An open mind, but not an empty mind
Until you've reached agreement with at least one other organisation or group about what you want to achieve, you don't know what you'll agree on. Until you've decided together how to work together, you don't know how you'll work together. And until you've agreed who to work with - and they've agree to work with you and each other - you won't know who you'll end up working with. Of course, have some intelligent and well-informed guesses or working assumptions - don't have an empty mind. But avoid being trapped by your research and early planning - maintain an open mind.
Messy play
Collaboration is an intrinsically ‘messy’ and uncertain process as the outcomes and solutions tend to shift in the light of unfolding events and opportunities. Even once you have agreed what you want to achieve, you will still need to share decision-making about what the action is you'll take together to achieve the outcomes you want.
Sounds a bit risky....
Some organisations just hate this. Their internal culture is one of clear prioritisation of resources, delivering against targets, husbanding their budgets carefully and not having a penny to spare for things which can't be guaranteed to deliver. They won't release funds until the deliverables have been planned in. They see the staff time invested in the speculative early stages of collaboration as unjustifiable, when there are urgent priorities which are part of the day-job waiting to be completed.
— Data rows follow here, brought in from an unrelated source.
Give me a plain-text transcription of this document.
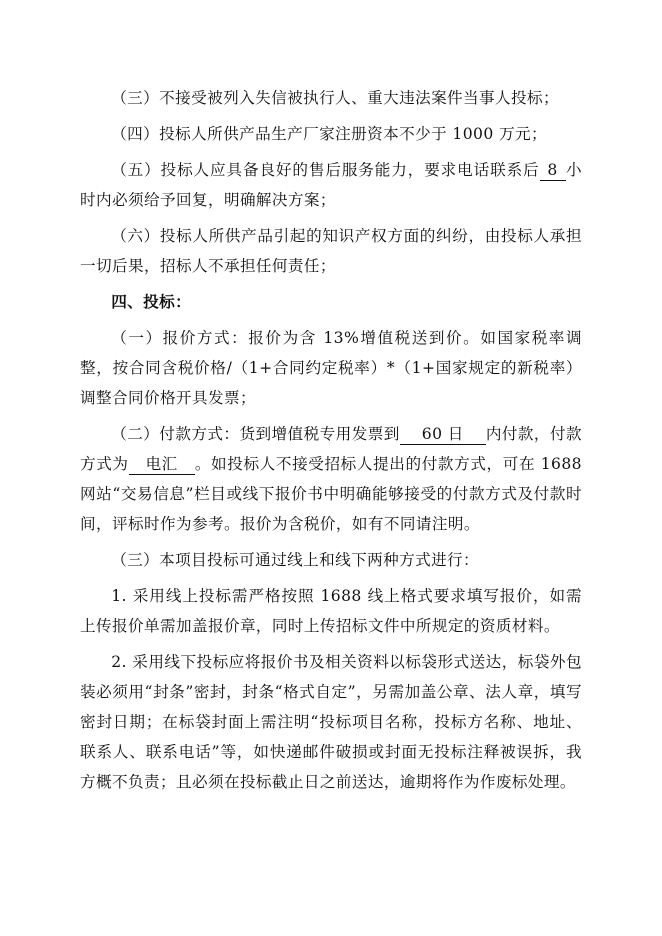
（三）不接受被列入失信被执行人、重大违法案件当事人投标；

（四）投标人所供产品生产厂家注册资本不少于 1000 万元；

（五）投标人应具备良好的售后服务能力，要求电话联系后 8 小时内必须给予回复，明确解决方案；

（六）投标人所供产品引起的知识产权方面的纠纷，由投标人承担一切后果，招标人不承担任何责任；

四、投标：

（一）报价方式：报价为含 13%增值税送到价。如国家税率调整，按合同含税价格/（1+合同约定税率）*（1+国家规定的新税率）调整合同价格开具发票；

（二）付款方式：货到增值税专用发票到 60 日 内付款，付款方式为 电汇 。如投标人不接受招标人提出的付款方式，可在 1688 网站“交易信息”栏目或线下报价书中明确能够接受的付款方式及付款时间，评标时作为参考。报价为含税价，如有不同请注明。

（三）本项目投标可通过线上和线下两种方式进行：

1. 采用线上投标需严格按照 1688 线上格式要求填写报价，如需上传报价单需加盖报价章，同时上传招标文件中所规定的资质材料。

2. 采用线下投标应将报价书及相关资料以标袋形式送达，标袋外包装必须用“封条”密封，封条“格式自定”，另需加盖公章、法人章，填写密封日期；在标袋封面上需注明“投标项目名称，投标方名称、地址、联系人、联系电话”等，如快递邮件破损或封面无投标注释被误拆，我方概不负责；且必须在投标截止日之前送达，逾期将作为作废标处理。
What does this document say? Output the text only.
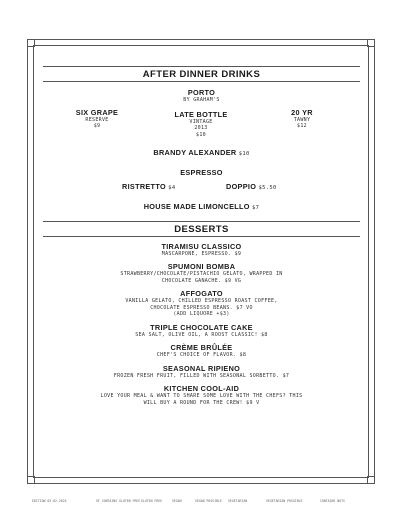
AFTER DINNER DRINKS
PORTO
BY GRAHAM'S
SIX GRAPE
RESERVE
$9
LATE BOTTLE
VINTAGE
2013
$10
20 YR
TAWNY
$12
BRANDY ALEXANDER $10
ESPRESSO
RISTRETTO $4	DOPPIO $5.50
HOUSE MADE LIMONCELLO $7
DESSERTS
TIRAMISU CLASSICO
MASCARPONE, ESPRESSO. $9
SPUMONI BOMBA
STRAWBERRY/CHOCOLATE/PISTACHIO GELATO, WRAPPED IN
CHOCOLATE GANACHE. $9 VG
AFFOGATO
VANILLA GELATO, CHILLED ESPRESSO ROAST COFFEE,
CHOCOLATE ESPRESSO BEANS. $7 VO
(ADD LIQUORE +$3)
TRIPLE CHOCOLATE CAKE
SEA SALT, OLIVE OIL, A ROOST CLASSIC! $8
CRÈME BRÛLÉE
CHEF'S CHOICE OF FLAVOR. $8
SEASONAL RIPIENO
FROZEN FRESH FRUIT, FILLED WITH SEASONAL SORBETTO. $7
KITCHEN COOL-AID
LOVE YOUR MEAL & WANT TO SHARE SOME LOVE WITH THE CHEFS? THIS
WILL BUY A ROUND FOR THE CREW! $9 V
EDITION 03.02.2024	GF CONTAINS GLUTEN FREE GLUTEN FREE	VEGAN	VEGAN POSSIBLE VEGETARIAN	VEGETARIAN POSSIBLE	CONTAINS NUTS
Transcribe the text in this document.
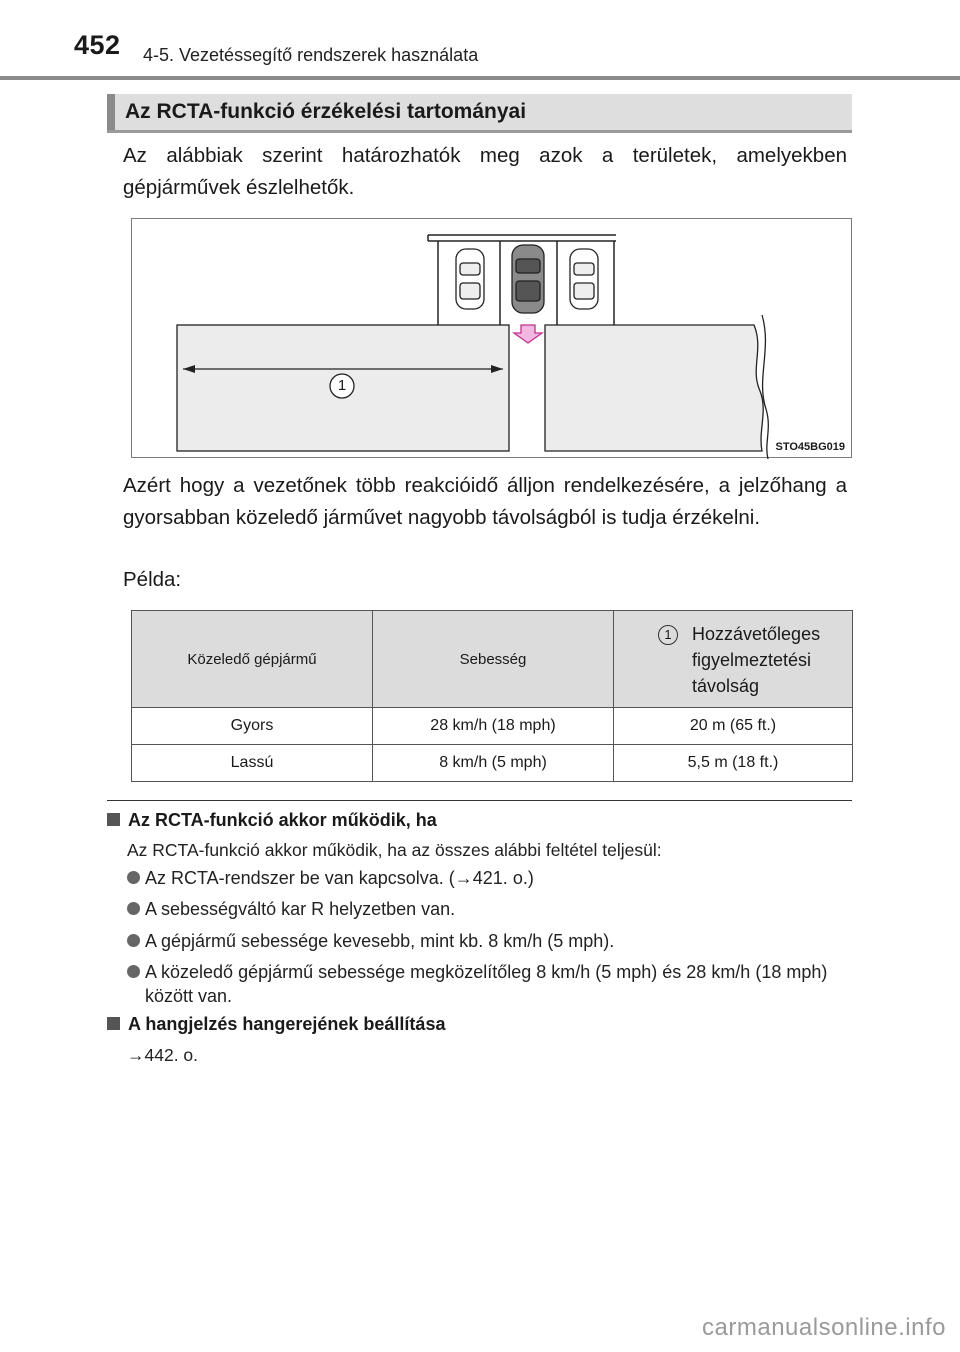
452 4-5. Vezetéssegítő rendszerek használata
Az RCTA-funkció érzékelési tartományai
Az alábbiak szerint határozhatók meg azok a területek, amelyekben gépjárművek észlelhetők.
1
STO45BG019
Azért hogy a vezetőnek több reakcióidő álljon rendelkezésére, a jelzőhang a gyorsabban közeledő járművet nagyobb távolságból is tudja érzékelni.
Példa:
Közeledő gépjármű	Sebesség	1 Hozzávetőleges figyelmeztetési távolság

Gyors	28 km/h (18 mph)	20 m (65 ft.)
Lassú	8 km/h (5 mph)	5,5 m (18 ft.)
Az RCTA-funkció akkor működik, ha
Az RCTA-funkció akkor működik, ha az összes alábbi feltétel teljesül:
Az RCTA-rendszer be van kapcsolva. (→421. o.)
A sebességváltó kar R helyzetben van.
A gépjármű sebessége kevesebb, mint kb. 8 km/h (5 mph).
A közeledő gépjármű sebessége megközelítőleg 8 km/h (5 mph) és 28 km/h (18 mph) között van.
A hangjelzés hangerejének beállítása
→442. o.
carmanualsonline.info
While this is understandable - especially if public money is being spent under political scrutiny - it is very problematic when much bigger gains might be made through collaborating.
Organisations with this kind of culture need to judge the level of resources to put into working collaboratively on a particular outcome, and weigh against competing demands on staff time and budgets.
Can't we just make them collaborate?
However eager for collaboration we may be, there will be situations where there just aren’t suitable organisations to collaborate with. For cultures where wielding power (hierarchical, financial or regulatory) is deeply embedded, this inability to just make others do what you want can be exasperating! When your senior people see collaboration as the answer, they may get very grumpy if at the quarterly reporting meeting you say "well, we tried, but at the moment no-one else wants to achieve what we want to achieve".
Managers need to accept – and to convey to their staff - that you cannot make people collaborate. The team may need to learn to see ‘no thanks’ as a positive outcome: framed as “we agreed with them not to go any further on this”, rather than “that was a failure”.
And keep open to the possibility that you may need to use other ways to achieve the outcomes you want – for example through regulation (if you are a policy-maker or regulator) or incentives – if collaboration does not bear fruit.
A challenge? No, it's the whole point!
And then there are some organisations and sectors for whom the uncertainty inherent in collaboration is exactly the point. Working with researchers and academics at Sheffield University's exciting Crucible collaboration workshop recently, there were a few baffled looks when I introduced this characteristic challenge. People didn't see it negatively at all. Not knowing in advance what you're going to find out and how you're going to go about it is precisely the reason why collaboration is interesting and worthwhile for these people.
What can you do?
If you are choosing a team to work collaboratively, look for people with flexibility and who are happy to live with rapid change and sudden uncertainty.
Progress is unpredictable – so don’t expect staff to predict it. Managers need to give people authority, amidst this uncertainty, to make medium-term plans. This includes managing the tension which arises between setting budgets or spending plans with not knowing when the costs of work will become clear.
Six characteristics
So there we have it: the six characteristic challenges of collaborative working. I'd love to hear about any more, and about your own experience of making collaboration work despite - or even because of - these characteristics.